La cuestión la decidió por ella el sonido de unas botas que descendían por las escaleras. Era un camarada de la guardia, a juzgar por el leve tintineo de metal que acompañaba cada paso, de modo que no había posibilidad de retroceder. Abandonando la seguridad de las sombras, Cendra descendió los últimos peldaños y se introdujo en el pasillo situado al pie. La entrada de la Fragua Roja se encontraba en el lado sur de la torre; así pues, ella se dirigió al norte, siguiendo a la señora Wence y al criado hacia los aposentos de Iss.
A nivel del suelo la curvatura de los pasillos del Tonel era tan leve que era fácil olvidar que describían un círculo alrededor de la base de la torre. Sólo una cuarta parte de la rotonda la ocupaban las estancias privadas de su padre adoptivo, y el resto del espacio lo usaban las salas oficiales: la Sala de Juicios, la Cripta Negra y las entradas principales al patio y a la Fragua Roja. A lo largo de todo el circuito, estaban dispuestas una serie de estatuas de tamaño natural, talladas en mármol color humo: los lores intendentes fundadores y las bestias empaladas de Espira Vanis.

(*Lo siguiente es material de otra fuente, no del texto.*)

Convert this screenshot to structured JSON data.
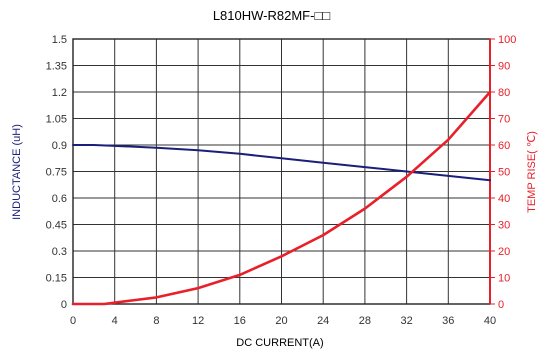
{
  "chart_data": {
    "type": "line",
    "title": "L810HW-R82MF-□□",
    "xlabel": "DC CURRENT(A)",
    "ylabel_left": "INDUCTANCE (uH)",
    "ylabel_right": "TEMP RISE( ℃)",
    "xlim": [
      0,
      40
    ],
    "ylim_left": [
      0,
      1.5
    ],
    "ylim_right": [
      0,
      100
    ],
    "x_ticks": [
      "0",
      "4",
      "8",
      "12",
      "16",
      "20",
      "24",
      "28",
      "32",
      "36",
      "40"
    ],
    "y_ticks_left": [
      "0",
      "0.15",
      "0.3",
      "0.45",
      "0.6",
      "0.75",
      "0.9",
      "1.05",
      "1.2",
      "1.35",
      "1.5"
    ],
    "y_ticks_right": [
      "0",
      "10",
      "20",
      "30",
      "40",
      "50",
      "60",
      "70",
      "80",
      "90",
      "100"
    ],
    "grid": true,
    "colors": {
      "inductance": "#1b1f7a",
      "temp_rise": "#e8202a",
      "left_axis_text": "#1b1f7a",
      "right_axis_text": "#e8202a",
      "grid": "#333333"
    },
    "series": [
      {
        "axis": "left",
        "x": [
          0,
          2,
          4,
          8,
          12,
          16,
          20,
          24,
          28,
          32,
          36,
          40
        ],
        "values": [
          0.9,
          0.9,
          0.895,
          0.885,
          0.87,
          0.85,
          0.825,
          0.8,
          0.775,
          0.75,
          0.725,
          0.7
        ]
      },
      {
        "axis": "right",
        "x": [
          0,
          3,
          4,
          6,
          8,
          12,
          16,
          20,
          24,
          28,
          32,
          36,
          40
        ],
        "values": [
          0,
          0,
          0.5,
          1.5,
          2.5,
          6,
          11,
          18,
          26,
          36,
          48,
          62,
          80
        ]
      }
    ]
  }
}
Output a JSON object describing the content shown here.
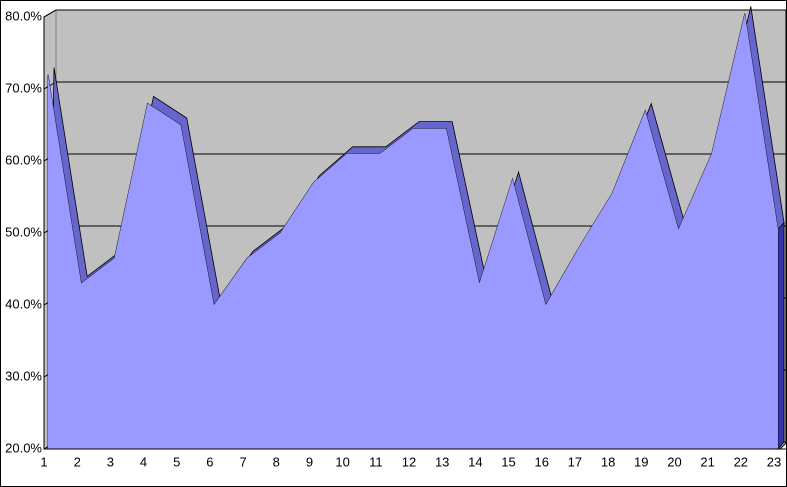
{
  "chart_data": {
    "type": "area",
    "categories": [
      "1",
      "2",
      "3",
      "4",
      "5",
      "6",
      "7",
      "8",
      "9",
      "10",
      "11",
      "12",
      "13",
      "14",
      "15",
      "16",
      "17",
      "18",
      "19",
      "20",
      "21",
      "22",
      "23"
    ],
    "values": [
      72,
      43,
      46.5,
      68,
      65,
      40,
      46.5,
      50,
      57,
      61,
      61,
      64.5,
      64.5,
      43,
      57.5,
      40,
      48,
      55.5,
      67,
      50.5,
      61,
      80.5,
      50.5
    ],
    "color": "#9999ff",
    "ylim": [
      20,
      80
    ],
    "yticks": [
      {
        "value": 20,
        "label": "20.0%"
      },
      {
        "value": 30,
        "label": "30.0%"
      },
      {
        "value": 40,
        "label": "40.0%"
      },
      {
        "value": 50,
        "label": "50.0%"
      },
      {
        "value": 60,
        "label": "60.0%"
      },
      {
        "value": 70,
        "label": "70.0%"
      },
      {
        "value": 80,
        "label": "80.0%"
      }
    ],
    "grid": true
  }
}
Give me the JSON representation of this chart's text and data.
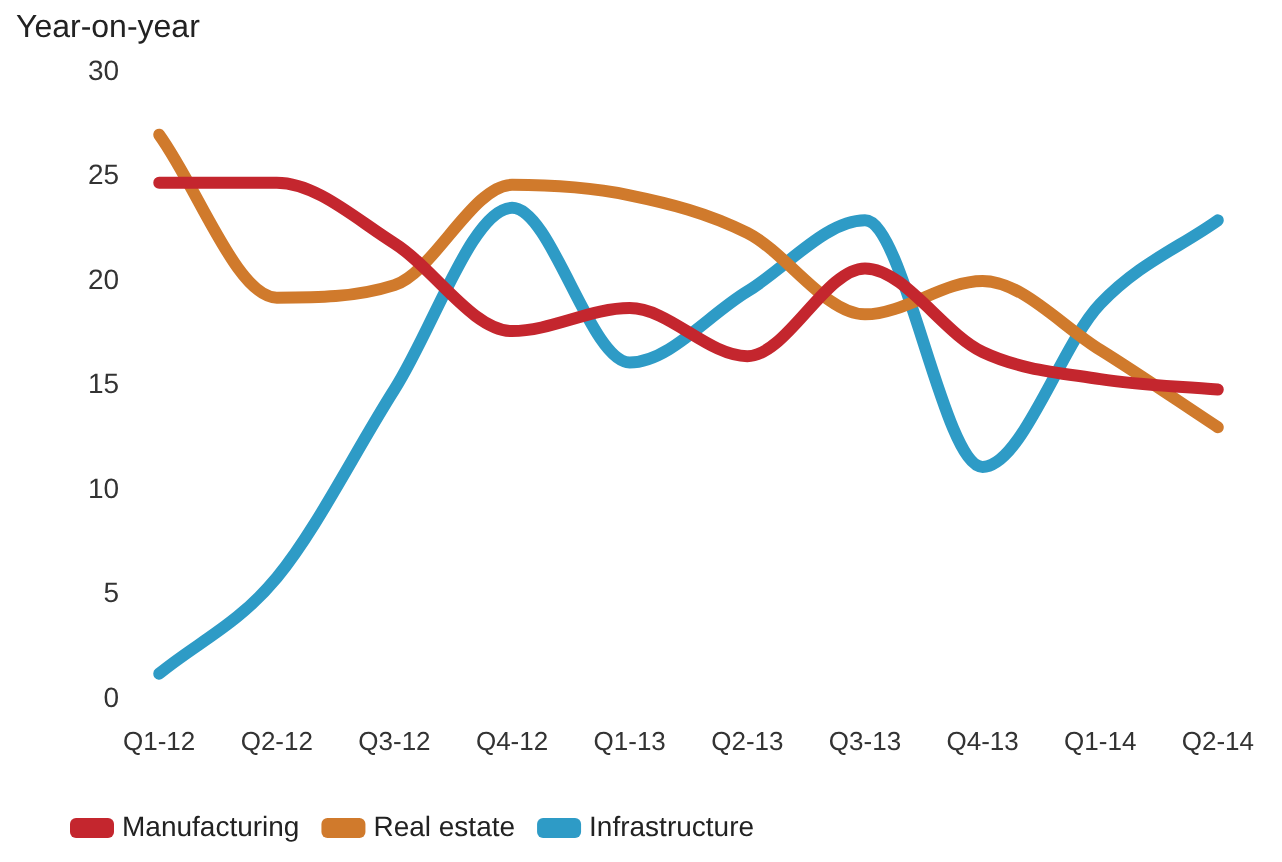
{
  "chart_data": {
    "type": "line",
    "ylabel": "Year-on-year",
    "categories": [
      "Q1-12",
      "Q2-12",
      "Q3-12",
      "Q4-12",
      "Q1-13",
      "Q2-13",
      "Q3-13",
      "Q4-13",
      "Q1-14",
      "Q2-14"
    ],
    "series": [
      {
        "name": "Manufacturing",
        "color": "#c4262e",
        "values": [
          24.7,
          24.7,
          21.8,
          17.6,
          18.7,
          16.4,
          20.6,
          16.6,
          15.3,
          14.8
        ]
      },
      {
        "name": "Real estate",
        "color": "#d07a2c",
        "values": [
          27.0,
          19.2,
          19.8,
          24.6,
          24.1,
          22.3,
          18.4,
          20.0,
          16.7,
          13.0
        ]
      },
      {
        "name": "Infrastructure",
        "color": "#2e9bc6",
        "values": [
          1.2,
          5.8,
          14.8,
          23.5,
          16.1,
          19.5,
          22.9,
          11.1,
          18.9,
          22.9
        ]
      }
    ],
    "ylim": [
      0,
      30
    ],
    "yticks": [
      0,
      5,
      10,
      15,
      20,
      25,
      30
    ],
    "grid": false,
    "legend": "bottom left",
    "marker": "none",
    "line_style": "solid"
  }
}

Cendra se estremeció violentamente al oír cómo el camarada de la guardia abría la puerta de la rotonda principal detrás de ella. Una bocanada de aire frío le golpeó las piernas, y la joven empezó a desear no haber salido de su habitación. Pero de todos modos esos días hacer algo era preferible a dormir.
Los sueños la despertaban cada noche. Su mente voló sin rumbo… Vio la cueva de hielo, sintió el terrible aliento gélido que brotaba de sus relucientes paredes…
Otra puerta golpeó con fuerza, lo que hizo regresar a la muchacha a la realidad. Se escuchaban voces otra vez. Eran la señora Wence y el criado, que regresaban de la habitación de Iss, y estarían allí en cualquier momento.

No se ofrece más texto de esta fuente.